Hulajnogą elektryczną po ścieżce rowerowej, nie po chodniku. Ekspert przypomina przepisy
- W co najmniej 80 proc. ludzie używają takich hulajnóg niezgodnie z przepisami - ocenił Łukasz Zboralski, redaktor naczelny BRD24.pl i ekspert ds. bezpieczeństwa ruchu drogowego. W rozmowie z Polskim Radiem 24 przypomniał najważniejsze zasady ruchu drogowego dotyczące hulajnóg, wskazał też, dlaczego wiele miast Europy zakazało tych pojazdów.
2024-04-14, 17:50
Wraz z nastaniem cieplejszej pogody coraz chętniej korzystamy z rowerów lub hulajnóg elektrycznych. Polskie przepisy jasno regulują zasady ich używania, jednak z przestrzeganiem prawa w tym zakresie wciąż nie jest dobrze - oceniają eksperci.
- Rowerem możemy jeździć po drogach dla rowerów, ale możemy też po jezdni, kiedy tej drogi dla rowerów nie ma w kierunku, w jakim się poruszamy - przypomniał w Polskim Radiu ekspert ds. bezpieczeństwa ruchu drogowego 24 Łukasz Zboralski. Przypomniał, że jeśli droga dla rowerów biegnie tylko po jezdni w kierunku ruchu przeciwnym do tego, w którym porusza się rowerzysta, to nie ma on obowiązku korzystania z takiej drogi.
Wskazał, że rowerzysta może jechać chodnikiem, ale tylko w jasno określonych przypadkach - gdy na jezdni obowiązuje ograniczenie prędkości powyżej 50 km/h, przy fatalnej pogodzie, kiedy korzystanie z jezdni mogłoby być niebezpieczne, a także, gdy opiekuje się dzieckiem do 10 roku życia, które w świetle kodeksu ruchu drogowego jest pieszym. - Ale musi wtedy ustępować pieszym - podkreślił.
Hulajnogą elektryczną po ścieżce rowerowej, ale nie tylko. Kiedy możemy jechać po jezdni albo chodniku?
W ocenie eksperta rowerzyści mają większą świadomość zasad ruchu drogowego niż użytkownicy hulajnóg elektrycznych.
REKLAMA
- One zalały nasze miasta, podobnie, jak w całej Europie i Stanach Zjednoczonych, jednak w Warszawie mało kto wie, jak poruszać się taką hulajnogą elektryczną - ocenił gość Polskiego Radia 24. Jego zdaniem "w co najmniej 80 proc. ludzie używają takich hulajnóg niezgodnie z przepisami".

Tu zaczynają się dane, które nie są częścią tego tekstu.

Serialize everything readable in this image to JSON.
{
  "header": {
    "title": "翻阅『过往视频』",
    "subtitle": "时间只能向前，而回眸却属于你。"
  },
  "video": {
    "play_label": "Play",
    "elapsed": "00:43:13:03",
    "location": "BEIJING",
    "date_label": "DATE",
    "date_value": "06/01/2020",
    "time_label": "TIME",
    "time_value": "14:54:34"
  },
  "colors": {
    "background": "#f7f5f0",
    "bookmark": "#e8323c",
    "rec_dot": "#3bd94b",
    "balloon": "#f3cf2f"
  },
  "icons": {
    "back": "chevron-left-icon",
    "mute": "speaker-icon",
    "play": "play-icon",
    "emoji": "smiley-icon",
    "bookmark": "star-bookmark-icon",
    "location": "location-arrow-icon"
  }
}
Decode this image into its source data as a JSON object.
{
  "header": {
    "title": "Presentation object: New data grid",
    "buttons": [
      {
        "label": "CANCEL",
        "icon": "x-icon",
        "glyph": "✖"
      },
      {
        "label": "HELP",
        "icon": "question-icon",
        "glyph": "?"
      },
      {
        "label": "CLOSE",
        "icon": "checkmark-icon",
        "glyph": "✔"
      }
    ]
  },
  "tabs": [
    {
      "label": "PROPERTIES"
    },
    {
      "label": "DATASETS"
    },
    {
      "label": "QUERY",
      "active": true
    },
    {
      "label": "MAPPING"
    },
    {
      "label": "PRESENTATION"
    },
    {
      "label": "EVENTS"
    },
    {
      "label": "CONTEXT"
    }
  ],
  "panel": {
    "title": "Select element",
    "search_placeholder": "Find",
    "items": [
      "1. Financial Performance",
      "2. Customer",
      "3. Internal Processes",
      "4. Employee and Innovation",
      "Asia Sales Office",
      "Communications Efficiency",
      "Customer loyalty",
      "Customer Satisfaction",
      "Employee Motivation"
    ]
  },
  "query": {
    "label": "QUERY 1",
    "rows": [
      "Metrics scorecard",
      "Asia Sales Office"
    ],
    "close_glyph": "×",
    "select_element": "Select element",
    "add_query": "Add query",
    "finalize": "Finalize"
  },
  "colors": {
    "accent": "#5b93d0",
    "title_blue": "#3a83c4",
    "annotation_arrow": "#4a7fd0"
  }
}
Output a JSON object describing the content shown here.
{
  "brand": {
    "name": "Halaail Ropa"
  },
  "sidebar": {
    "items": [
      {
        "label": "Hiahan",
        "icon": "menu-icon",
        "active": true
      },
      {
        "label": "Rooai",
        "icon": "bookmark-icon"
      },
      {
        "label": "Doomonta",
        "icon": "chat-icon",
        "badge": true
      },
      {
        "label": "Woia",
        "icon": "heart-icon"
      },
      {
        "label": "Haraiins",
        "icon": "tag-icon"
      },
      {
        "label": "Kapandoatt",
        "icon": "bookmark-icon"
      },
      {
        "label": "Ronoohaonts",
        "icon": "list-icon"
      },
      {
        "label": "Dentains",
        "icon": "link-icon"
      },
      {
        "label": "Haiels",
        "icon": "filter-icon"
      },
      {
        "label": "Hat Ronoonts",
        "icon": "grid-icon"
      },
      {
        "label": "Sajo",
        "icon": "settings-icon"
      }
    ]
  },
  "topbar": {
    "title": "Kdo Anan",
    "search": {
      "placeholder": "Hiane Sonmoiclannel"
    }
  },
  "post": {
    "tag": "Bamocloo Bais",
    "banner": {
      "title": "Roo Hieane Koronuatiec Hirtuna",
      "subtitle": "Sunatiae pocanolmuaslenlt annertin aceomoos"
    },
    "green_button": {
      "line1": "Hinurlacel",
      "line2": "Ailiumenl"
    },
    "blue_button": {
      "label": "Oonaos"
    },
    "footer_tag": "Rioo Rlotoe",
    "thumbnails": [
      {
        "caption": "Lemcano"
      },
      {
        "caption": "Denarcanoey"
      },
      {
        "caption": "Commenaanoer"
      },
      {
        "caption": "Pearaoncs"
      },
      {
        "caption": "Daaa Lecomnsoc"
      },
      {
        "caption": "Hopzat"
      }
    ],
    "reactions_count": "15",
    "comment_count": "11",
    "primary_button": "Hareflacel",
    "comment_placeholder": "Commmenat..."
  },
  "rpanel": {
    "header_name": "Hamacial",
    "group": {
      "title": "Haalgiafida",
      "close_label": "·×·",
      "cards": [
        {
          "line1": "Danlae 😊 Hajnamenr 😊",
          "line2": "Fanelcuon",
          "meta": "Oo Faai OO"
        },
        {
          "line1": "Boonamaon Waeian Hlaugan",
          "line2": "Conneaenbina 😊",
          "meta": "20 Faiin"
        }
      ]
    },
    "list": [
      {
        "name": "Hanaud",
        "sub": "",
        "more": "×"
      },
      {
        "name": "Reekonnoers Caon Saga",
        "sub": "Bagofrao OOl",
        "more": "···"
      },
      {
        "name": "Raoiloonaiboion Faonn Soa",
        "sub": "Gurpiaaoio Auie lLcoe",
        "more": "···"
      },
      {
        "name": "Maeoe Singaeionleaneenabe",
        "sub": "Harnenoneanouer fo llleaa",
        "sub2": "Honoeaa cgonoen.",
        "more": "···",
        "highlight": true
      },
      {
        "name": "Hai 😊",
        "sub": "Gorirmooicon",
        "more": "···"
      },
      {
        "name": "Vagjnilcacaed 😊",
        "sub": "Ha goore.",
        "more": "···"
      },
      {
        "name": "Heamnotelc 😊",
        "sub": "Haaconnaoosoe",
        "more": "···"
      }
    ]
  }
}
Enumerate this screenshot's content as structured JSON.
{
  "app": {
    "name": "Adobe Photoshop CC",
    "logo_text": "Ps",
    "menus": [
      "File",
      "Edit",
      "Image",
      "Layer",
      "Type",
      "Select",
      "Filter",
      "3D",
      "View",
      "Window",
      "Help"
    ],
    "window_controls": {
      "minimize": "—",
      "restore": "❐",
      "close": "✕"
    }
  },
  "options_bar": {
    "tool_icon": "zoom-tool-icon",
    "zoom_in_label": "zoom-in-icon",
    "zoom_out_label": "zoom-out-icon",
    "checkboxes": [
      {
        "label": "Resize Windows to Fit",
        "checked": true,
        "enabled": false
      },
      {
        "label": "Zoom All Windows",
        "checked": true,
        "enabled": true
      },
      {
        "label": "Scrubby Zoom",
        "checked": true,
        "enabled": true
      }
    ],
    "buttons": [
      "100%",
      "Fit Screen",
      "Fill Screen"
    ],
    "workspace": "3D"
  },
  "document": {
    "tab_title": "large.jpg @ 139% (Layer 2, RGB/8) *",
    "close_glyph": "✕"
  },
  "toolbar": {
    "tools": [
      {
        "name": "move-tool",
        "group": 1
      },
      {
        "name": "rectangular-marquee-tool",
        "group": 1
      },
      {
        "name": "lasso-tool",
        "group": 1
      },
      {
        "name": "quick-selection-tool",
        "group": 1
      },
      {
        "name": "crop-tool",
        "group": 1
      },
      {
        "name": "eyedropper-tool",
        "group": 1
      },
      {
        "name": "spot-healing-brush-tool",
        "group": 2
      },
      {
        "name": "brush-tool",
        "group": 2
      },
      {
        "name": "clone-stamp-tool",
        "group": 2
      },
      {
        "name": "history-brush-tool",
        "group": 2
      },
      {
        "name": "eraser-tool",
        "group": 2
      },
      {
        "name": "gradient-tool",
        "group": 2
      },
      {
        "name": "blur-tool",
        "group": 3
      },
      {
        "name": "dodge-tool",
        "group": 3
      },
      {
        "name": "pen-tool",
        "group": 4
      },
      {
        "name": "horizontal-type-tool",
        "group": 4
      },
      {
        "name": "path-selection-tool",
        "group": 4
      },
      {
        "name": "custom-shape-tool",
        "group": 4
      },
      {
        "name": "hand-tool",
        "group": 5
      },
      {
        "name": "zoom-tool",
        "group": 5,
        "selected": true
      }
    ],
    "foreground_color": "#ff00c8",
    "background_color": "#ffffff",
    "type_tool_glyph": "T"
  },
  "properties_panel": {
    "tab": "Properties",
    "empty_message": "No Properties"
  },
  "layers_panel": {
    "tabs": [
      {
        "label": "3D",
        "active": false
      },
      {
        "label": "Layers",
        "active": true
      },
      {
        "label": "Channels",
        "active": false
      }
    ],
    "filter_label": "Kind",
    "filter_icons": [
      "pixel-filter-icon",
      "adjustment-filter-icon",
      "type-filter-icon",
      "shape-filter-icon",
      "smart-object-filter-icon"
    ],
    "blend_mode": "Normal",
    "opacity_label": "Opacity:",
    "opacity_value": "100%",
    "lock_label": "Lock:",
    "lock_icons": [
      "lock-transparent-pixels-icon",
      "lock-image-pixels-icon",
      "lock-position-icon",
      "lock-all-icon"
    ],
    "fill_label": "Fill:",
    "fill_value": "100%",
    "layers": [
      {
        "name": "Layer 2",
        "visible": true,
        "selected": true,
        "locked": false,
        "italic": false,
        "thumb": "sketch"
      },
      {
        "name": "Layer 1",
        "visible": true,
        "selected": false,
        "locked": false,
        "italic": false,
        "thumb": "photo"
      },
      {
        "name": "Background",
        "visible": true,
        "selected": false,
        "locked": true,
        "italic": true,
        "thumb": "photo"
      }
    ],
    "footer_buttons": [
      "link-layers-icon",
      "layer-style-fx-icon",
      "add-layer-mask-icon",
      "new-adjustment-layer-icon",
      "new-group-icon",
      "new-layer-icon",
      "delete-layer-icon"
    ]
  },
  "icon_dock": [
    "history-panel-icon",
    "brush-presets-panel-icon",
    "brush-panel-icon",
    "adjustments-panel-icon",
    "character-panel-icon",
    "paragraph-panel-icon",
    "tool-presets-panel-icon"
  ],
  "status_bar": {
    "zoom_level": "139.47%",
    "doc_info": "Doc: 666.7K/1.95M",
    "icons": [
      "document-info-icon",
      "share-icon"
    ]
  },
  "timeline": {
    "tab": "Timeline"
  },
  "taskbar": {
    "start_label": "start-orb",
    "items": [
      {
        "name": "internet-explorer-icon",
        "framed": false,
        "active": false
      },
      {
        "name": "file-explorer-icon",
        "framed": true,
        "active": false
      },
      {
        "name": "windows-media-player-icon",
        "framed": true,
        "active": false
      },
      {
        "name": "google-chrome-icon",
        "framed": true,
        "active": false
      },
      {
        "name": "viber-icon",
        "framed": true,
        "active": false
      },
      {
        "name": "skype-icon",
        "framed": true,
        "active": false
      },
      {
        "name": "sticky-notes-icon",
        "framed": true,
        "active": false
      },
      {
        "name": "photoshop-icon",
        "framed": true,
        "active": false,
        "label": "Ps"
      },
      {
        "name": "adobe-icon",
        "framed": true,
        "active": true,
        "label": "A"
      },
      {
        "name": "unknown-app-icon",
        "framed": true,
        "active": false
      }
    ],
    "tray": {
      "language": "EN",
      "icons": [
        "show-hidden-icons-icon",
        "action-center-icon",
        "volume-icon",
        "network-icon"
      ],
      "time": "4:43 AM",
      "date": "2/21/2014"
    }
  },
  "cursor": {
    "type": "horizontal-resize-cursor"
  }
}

Ekspert przypomniał, że hulajnogą elektryczną powinniśmy poruszać się po drodze dla rowerów. Gdy nie ma takiej drogi, a ograniczenie prędkości na jezdni wynosi do 30 km/h, powinniśmy jechać jezdnią. Po chodniku wolno z kolei jechać tylko w wyjątkowych sytuacjach, czyli gdy obok nie ma drogi dla rowerów i ograniczenie prędkości na jezdni wynosi więcej niż 30 km/h. W sytuacji jazdy po chodniku powinniśmy poruszać się z prędkością pieszego.
Zgodnie z przepisami nie wolno na hulajnodze elektrycznej przewozić pasażerów. Nie wolno też przejeżdżać nią przez przejście dla pieszych. Zasady są więc w tym przypadku takie same jak obowiązujące rowerzystów.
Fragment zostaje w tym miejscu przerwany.